Additionally, Montes reminds anyone having anal sex to never allow the penis to enter the vagina afterward due to the risk of bacterial transfer.

And what about urinary tract infections? John says that while condoms might help decrease the risk of UTIs, “it's crucial to be aware that condoms with spermicide or without lubrication may potentially increase the risk of developing a UTI.”

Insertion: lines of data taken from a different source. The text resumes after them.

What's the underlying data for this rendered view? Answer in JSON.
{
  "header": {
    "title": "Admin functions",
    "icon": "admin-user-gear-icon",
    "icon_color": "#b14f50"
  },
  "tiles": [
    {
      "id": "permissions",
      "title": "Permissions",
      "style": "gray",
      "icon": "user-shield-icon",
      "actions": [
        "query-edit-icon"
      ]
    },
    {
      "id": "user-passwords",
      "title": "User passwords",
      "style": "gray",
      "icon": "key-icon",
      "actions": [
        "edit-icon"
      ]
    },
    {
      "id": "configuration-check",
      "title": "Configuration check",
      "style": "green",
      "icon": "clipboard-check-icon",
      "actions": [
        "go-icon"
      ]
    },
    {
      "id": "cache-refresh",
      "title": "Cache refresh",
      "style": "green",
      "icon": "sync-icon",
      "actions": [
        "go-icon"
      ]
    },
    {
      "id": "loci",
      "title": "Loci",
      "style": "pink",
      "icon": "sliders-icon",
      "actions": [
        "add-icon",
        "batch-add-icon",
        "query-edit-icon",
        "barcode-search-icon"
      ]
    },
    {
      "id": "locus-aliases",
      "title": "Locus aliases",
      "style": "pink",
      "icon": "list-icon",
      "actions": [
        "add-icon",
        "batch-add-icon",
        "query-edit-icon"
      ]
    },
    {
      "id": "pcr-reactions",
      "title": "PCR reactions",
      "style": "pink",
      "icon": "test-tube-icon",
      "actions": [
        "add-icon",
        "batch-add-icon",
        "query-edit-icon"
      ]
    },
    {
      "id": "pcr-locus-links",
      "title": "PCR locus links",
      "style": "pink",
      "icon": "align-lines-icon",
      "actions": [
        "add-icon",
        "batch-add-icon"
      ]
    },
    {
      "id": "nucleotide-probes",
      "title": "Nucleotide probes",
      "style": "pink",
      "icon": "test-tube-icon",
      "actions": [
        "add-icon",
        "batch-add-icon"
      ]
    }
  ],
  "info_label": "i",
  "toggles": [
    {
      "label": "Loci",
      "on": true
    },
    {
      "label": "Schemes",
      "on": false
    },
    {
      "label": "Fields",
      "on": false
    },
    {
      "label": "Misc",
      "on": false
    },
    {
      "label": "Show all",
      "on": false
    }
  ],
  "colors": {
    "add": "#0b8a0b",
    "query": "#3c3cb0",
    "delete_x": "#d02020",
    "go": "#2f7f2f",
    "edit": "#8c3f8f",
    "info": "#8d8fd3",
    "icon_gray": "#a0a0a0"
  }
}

Certain sexual activities can also be riskier. John says that while giving and receiving oral sex is fine, things like blowing into the vagina can be hazardous and may lead to serious complications like a venous air embolism for the fetus and pregnant person. “Other riskier forms of sex, like inserting food into the vagina and certain types of BDSM, should be avoided during pregnancy,” says John. She says that while lighter forms of BDSM (like being tied up) are generally safe, it’s recommended to set aside more intense activities until after pregnancy.

How can you make sex more comfortable during pregnancy?

“Pregnancy can be extremely uncomfortable, especially toward the end of pregnancy,” notes Harper. “Penetrative sex can sometimes add to that discomfort, which is an opportunity to incorporate oral sex or vibrator use.”

Couples can also experiment with positions, or opt for activities like mutual masturbation, in order to still enjoy intimacy, or practice solo masturbation for relaxation.

Any other red flags?

It's important to pay attention to how the body responds to sexual activity. “If you have bleeding after penetrative sex during pregnancy, it is important to let your doctor know so they can do an exam and make sure there is no need for concern,” says Harper.

Montes adds that severe pelvic pain, leakage of fluid or a decrease in fetal movement for a couple hours after intercourse are also signs something could be amiss. “Call your physician or provider for further guidance,” she says.